ANSWERS: 10
  • 13 is very young, I hope someone has a talk with her about pregnancy, STD, and birth control, I also would talk to the boys parents that she was with, when you talk to the girl, be calm, no screaming, grounding isnt the solution to this, communication is, but i think 2/3 weeks for a grounding is good
  • Just because you're the stepmom doesn't mean you have limited control. You can still give parental consent for her to get birth control pills (even if you have to sneak behind dad's back, him getting mad at you is much better than HER getting pregnant, isn't it?), which is exactly what you need to do. Nothing you do or say is going to stop her from having sex if she's really bent on doing it. The best thing you can do is make sure she's protected. Punishment just isn't going to work in this situation. It's not like she forgot to clean her room, or backtalked you. She needs GUIDANCE right now, not discipline.

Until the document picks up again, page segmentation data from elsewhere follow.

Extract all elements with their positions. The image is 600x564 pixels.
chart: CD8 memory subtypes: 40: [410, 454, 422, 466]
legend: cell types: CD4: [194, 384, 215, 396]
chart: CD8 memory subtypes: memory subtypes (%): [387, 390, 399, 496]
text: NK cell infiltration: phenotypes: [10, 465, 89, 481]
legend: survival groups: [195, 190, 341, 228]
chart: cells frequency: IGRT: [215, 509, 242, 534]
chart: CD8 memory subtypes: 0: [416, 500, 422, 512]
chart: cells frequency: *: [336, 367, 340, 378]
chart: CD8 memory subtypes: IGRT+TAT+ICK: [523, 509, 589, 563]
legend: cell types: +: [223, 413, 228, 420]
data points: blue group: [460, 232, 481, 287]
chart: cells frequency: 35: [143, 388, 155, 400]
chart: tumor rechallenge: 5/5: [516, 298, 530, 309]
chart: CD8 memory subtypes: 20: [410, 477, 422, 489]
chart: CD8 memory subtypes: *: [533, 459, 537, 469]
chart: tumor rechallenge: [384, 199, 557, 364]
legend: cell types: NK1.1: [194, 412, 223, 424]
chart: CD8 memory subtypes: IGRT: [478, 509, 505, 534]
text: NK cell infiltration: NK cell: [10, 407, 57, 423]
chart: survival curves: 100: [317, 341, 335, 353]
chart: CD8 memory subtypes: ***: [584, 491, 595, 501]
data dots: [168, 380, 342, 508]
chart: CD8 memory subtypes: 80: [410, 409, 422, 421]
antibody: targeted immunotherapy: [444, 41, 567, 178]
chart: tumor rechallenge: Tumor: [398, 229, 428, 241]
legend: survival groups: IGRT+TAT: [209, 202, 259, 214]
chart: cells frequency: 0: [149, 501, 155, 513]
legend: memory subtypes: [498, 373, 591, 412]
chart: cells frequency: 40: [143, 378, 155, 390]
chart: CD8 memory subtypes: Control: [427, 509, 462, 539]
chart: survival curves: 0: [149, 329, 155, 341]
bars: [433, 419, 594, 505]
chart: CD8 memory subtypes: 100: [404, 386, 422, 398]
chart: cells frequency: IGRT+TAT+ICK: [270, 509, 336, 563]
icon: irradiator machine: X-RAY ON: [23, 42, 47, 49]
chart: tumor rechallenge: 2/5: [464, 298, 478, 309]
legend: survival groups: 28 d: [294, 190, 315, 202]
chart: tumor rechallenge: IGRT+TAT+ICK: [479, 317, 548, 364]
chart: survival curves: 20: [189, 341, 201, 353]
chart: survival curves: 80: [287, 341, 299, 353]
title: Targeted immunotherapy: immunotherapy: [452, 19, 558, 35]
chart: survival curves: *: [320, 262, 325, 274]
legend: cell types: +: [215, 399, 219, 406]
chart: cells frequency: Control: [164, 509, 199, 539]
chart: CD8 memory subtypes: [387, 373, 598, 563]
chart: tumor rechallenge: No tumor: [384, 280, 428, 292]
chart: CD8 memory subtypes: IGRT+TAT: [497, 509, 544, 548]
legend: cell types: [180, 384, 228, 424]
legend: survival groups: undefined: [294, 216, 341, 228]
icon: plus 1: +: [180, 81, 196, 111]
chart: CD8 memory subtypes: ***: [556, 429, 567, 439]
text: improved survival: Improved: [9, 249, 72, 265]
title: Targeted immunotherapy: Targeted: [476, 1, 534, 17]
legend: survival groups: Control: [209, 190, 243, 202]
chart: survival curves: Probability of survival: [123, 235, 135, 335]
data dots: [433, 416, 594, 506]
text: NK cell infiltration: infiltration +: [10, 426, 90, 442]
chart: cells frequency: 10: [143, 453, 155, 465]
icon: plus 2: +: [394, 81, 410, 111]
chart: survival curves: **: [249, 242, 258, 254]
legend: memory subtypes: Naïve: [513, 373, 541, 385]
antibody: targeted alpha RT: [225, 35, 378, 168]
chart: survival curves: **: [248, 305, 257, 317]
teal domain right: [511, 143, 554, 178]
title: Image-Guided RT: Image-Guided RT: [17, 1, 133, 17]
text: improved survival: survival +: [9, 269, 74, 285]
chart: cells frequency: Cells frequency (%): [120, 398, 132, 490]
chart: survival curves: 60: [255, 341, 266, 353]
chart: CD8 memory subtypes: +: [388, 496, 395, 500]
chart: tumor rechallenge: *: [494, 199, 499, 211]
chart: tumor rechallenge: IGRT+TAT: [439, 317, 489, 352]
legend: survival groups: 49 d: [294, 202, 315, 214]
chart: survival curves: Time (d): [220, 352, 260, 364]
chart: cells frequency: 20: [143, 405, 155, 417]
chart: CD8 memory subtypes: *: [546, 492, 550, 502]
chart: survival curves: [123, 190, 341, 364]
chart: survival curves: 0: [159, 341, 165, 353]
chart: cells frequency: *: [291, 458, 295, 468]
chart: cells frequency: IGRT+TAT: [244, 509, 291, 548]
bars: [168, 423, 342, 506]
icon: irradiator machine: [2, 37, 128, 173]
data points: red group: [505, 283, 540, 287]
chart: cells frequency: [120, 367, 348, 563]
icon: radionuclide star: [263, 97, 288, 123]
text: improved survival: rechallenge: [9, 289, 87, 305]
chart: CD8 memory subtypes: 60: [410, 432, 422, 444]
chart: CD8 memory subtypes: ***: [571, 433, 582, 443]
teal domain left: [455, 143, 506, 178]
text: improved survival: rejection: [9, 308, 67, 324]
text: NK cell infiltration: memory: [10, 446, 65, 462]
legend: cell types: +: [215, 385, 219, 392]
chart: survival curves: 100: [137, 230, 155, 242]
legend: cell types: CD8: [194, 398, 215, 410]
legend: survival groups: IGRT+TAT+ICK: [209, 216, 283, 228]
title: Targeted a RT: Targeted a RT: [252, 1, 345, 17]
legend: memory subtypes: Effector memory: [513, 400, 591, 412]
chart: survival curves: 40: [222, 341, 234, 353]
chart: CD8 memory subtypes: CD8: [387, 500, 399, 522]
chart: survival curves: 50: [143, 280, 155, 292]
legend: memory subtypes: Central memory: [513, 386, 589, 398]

  • I'm not sure punishment is the solution here. Your daughter is experimenting in a very dangerous area right now and she needs to be more responsible. That can only be taught, not imposed. If she's talking to the boy on her cell phone, take the phone away. Very few 13-year olds actually require a cell phone. If she can't be trusted alone, don't leave her alone. Drag her everywhere you need to go. If that's impossible and your 13-year old has to be left at home, that could be part of the problem; give a child enough time, the right location and too much freedom and they'll find something to get into. Maybe you should take her on a tour of a free clinic and your local welfare department. When young people who don't understand consequences get in trouble, they usually end up at one of those places. If you need to, you can look into a restraining order against the boy, but that may lead to more trouble. You'll have to decide whether your daughter's safety is worth the anger such a move would cause. Good luck.
  • Take away everything she owns that she loves and find out who the boy is and have him arrested for statutory rape.
  • Punishment will not work. The cat is out of the bag. You have to talk to her, counsel her and discourage her. If you punish her, she might just run away.
  • What she needs is not to be chastised, but talked to. She may have felt pressured to do it. Talk to her with understanding and explain that sex should only be reserved for someone you really love and that noone should ever pressure you into it. Talk to her about the risks involved (pregancy and STD's). Talk to her about situations you were in when you were young that she might relate to. Her parents (mother or father) should probably take her to the doctor and get checked out and possibly put on birth control.
  • I would get her enrolled in a sex education course right away. That way, she can better understand how dangerous sex at her age is. Punishment will not stop her. She will find a way to do it if she wants to continue having sex. Try to educate her a little instead of just punishment. I am not saying, though, there should not be some kind of disciplinary action taken. As her parents, that is up to you how you punish. I would encourage abstinence at her young age, of course. At the very least, she should be made to learn about safe sexual activity. Good luck with such a widespread problem for many parents of teenagers these days.
  • we just oundou that our daugher is seven month old. at irst i broke down.and i am her father.the law as been brokon.for under age sex.i dont think you can do any thing to yourdaughter all bye be thee for her.but if yu can find out who the father is then you should sop her from seeing him but if she told you then you should be very luckey. as we have just found out bye to peopl from the hospitill.its done now. and you cant turn the clock back to me she as been through it already and as got much more to face.if i was you i would make sure that the bloke or kid stays right away
  • i dont know really what you can do but dontyou think that your child as to go through planty and as to face alot.you dont want her to lose the baby do you?so you must be very carefull on what you do.orshe could get takeon away at leaset she came and told youand that must of takeon guts.be there for her ad show her that you love her i know its hard.as yo are like me knowing they are not ready for this start in life.and have giveon up a lot in life.but like us what can you do now?me i found out seven months later and i didet want to know all i wanted to do was go and get the man who di this i went after him but i then find out its not him.so iv not got a clue whats going on you know you have to help her with that child. and may be the child will get to know you more than the dad if you know who he is find outis age.and see what law says about it 13 is under age fora starter.so if the blokeis over this its classed as some kind of rape.your daughter can not say yes or no so its under ge but be carefull for your daughers sake
  • Punishment? Are you insane. Punishment will only end up in her having sex everywhere but in your house. At least she did it at home. Just talk about it and ask her what her opinion is about it. Why did she have sex. I would be more concerned if she was 'forced/not able to say no' or that she did it out of free will/curiosity. Explain the consequences though I can hardly imagine she does not know already. Whatever you do do not force her to have to do things in secret. You do not want to be the kind of parent kids do not dare to talk to, because all they will get is punishment. Set up rules or tell her things she should keep in mind. Tell her about your own experiences. Try to get closer not futher away. The next 5/7 years are life changing years for her. Try to be in the story instead of forcing her to leave you out.